Até se percebe a iniciativa de publicar um livro que se agarra às saias das sacristias como reação ao que muitos consideram o avanço inexorável do “wokismo” e do que os conservadores entendem ser a destruição de códigos de conduta ancestrais e de um modelo de família que, a seu ver, foi o fermento do avanço civilizacional em que nos situamos. Percebe-se que se insurjam contra o mantra dos “wokistas”, contra os seus imperativos categóricos e o comportamento totalitário que ostraciza, sem direito a contraditório, os que não seguem a dogmática e os que ousam questioná-los.

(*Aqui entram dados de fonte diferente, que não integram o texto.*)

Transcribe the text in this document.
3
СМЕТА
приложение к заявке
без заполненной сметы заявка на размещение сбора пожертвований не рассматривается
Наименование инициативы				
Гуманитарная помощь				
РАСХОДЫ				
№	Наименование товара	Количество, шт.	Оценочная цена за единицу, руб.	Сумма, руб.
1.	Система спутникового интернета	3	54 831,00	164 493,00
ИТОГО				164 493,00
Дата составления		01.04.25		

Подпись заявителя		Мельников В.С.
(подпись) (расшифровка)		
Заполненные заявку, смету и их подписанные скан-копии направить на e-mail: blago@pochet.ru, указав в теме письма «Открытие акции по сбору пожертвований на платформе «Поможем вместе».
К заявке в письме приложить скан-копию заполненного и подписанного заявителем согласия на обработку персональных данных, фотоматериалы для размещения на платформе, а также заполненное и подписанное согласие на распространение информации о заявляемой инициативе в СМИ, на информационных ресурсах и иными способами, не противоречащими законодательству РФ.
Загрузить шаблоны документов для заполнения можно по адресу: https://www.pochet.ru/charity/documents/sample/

Eis a minha declaração de interesses: incomoda-me a arrogância dos novos engenheiros sociais e a materialização de uma coutada de irredutíveis. Sempre me causaram espécie os fundamentalismos de todas as espécies. Perturba-me a exteriorização dos imperativos categóricos e a sobranceria com que desprezam quem não os segue e desterram quem os contesta. Não me arrelia o que defendem e os modos de vida diferentes do meu. São a manifestação de uma liberdade que a minha liberdade (acima de tudo, de consciência) me convoca a respeitar. 

Defendo a possibilidade de casais homossexuais se casarem e terem o mesmo direito de adoção que os heterossexuais. Não tenho nada a dizer sobre o que se passa sob os lençóis, que o sexo é matéria de intimidade e da autonomia individual (apesar de alguns conservadores exibirem o patusco apetite de extraírem o sexo à reserva da intimidade, sabe-se lá porquê). Sou indiferente à promiscuidade dos outros, só me custa que a palavra “promiscuidade” tenha uma conotação pejorativa de acordo com as definições canónicas dominantes. Respeito que um homem queira ser mulher e vice-versa, num ato de coragem que devia ser uma lição para a bravura de garganta dos marialvas conservadores. Não consigo entender a perpetuação de desigualdades entre homens e mulheres, nomeadamente as que empurram as mulheres para a inevitabilidade da lida da casa. E se a criatividade humana gerou um viveiro de complexas e fluídas alternativas de identidade de género, quero que a vontade de quem se define de uma certa forma seja respeitada.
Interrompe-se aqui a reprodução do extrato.